Looking at the last four years, CHCO’s earnings power has improved materially from 2022 to 2025/2026. Quarterly net income moved from the high-$20 million range in 2022 to the low-$30 million range in 2025 and 2026. EPS also advanced, with quarterly basic EPS around $1.84 to $2.05 in 2022 rising into the $2.18 to $2.41 range in 2025 and $2.20 in Q1 2026.
The company’s equity base has also expanded modestly, but retained earnings and treasury stock movements show active capital management. Total common equity was $651.1 million in Q1 2024, $756.3 million in Q1 2025, and $794.4 million in Q1 2026. That growth is constructive, although it has come alongside ongoing buybacks and dividend payments.

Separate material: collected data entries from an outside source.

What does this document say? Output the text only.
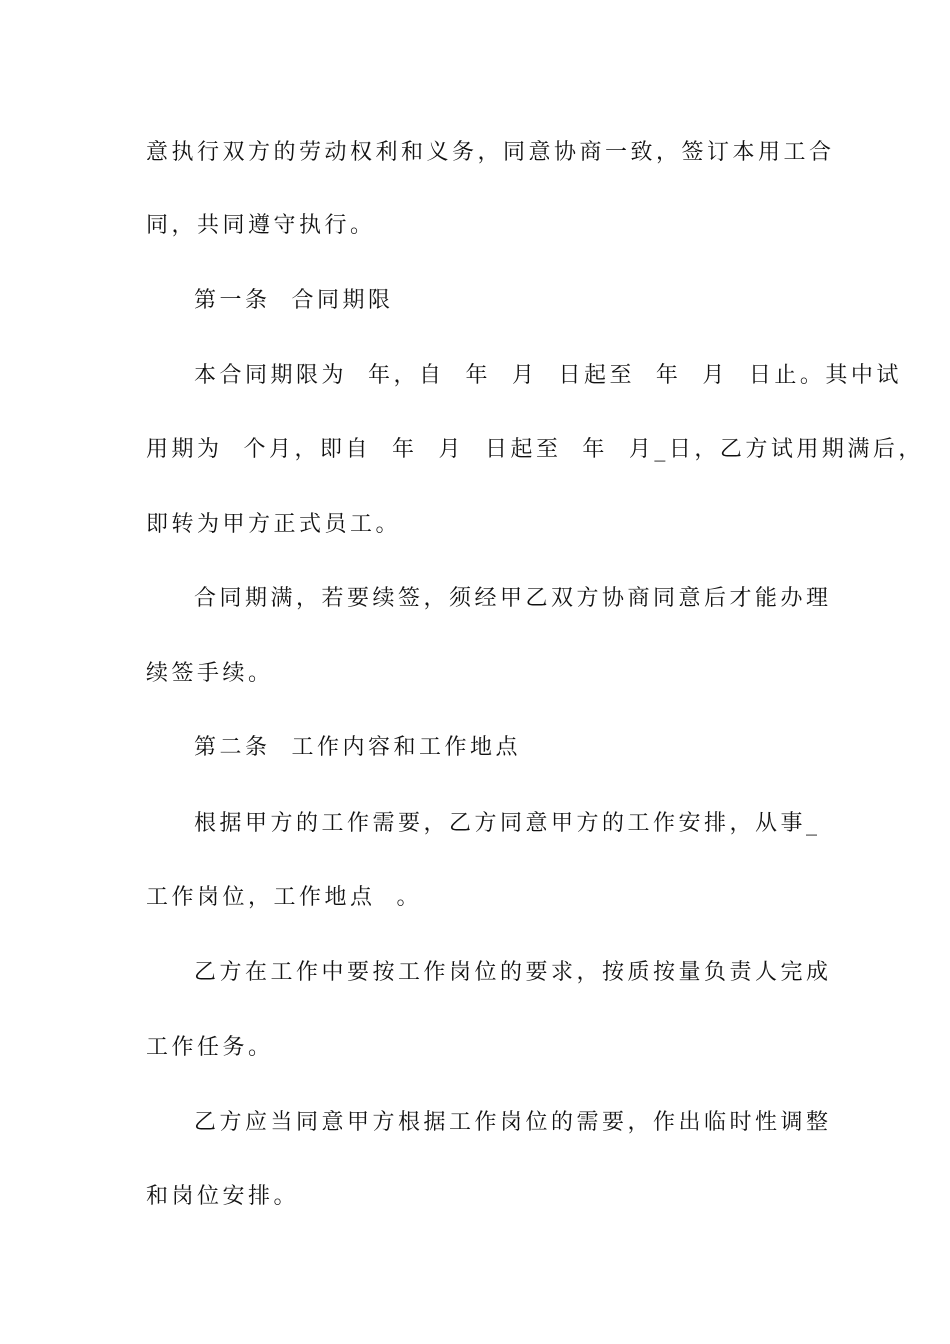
意执行双方的劳动权利和义务，同意协商一致，签订本用工合
同，共同遵守执行。
第一条  合同期限
本合同期限为  年，自  年  月  日起至  年  月  日止。其中试
用期为  个月，即自  年  月  日起至  年  月_日，乙方试用期满后，
即转为甲方正式员工。
合同期满，若要续签，须经甲乙双方协商同意后才能办理
续签手续。
第二条  工作内容和工作地点
根据甲方的工作需要，乙方同意甲方的工作安排，从事_
工作岗位，工作地点  。
乙方在工作中要按工作岗位的要求，按质按量负责人完成
工作任务。
乙方应当同意甲方根据工作岗位的需要，作出临时性调整
和岗位安排。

One item to watch is deposit volatility. CHCO’s net change in deposits has swung from very strong inflows in some quarters to outflows in others, reflecting the reality of deposit competition in banking. The good news is that Q1 2026 showed a solid deposit increase again, helping financing cash flow turn positive.
Bottom line: CHCO still looks like a high-quality, profitable regional bank with steady earnings, good cash generation, and shareholder-friendly capital returns. The main things investors should monitor are net interest income trends, deposit growth, and whether the current level of buybacks/dividends remains comfortably supported by earnings and cash flow.
06/16/26 04:05 PM ETAI Generated. May Contain Errors.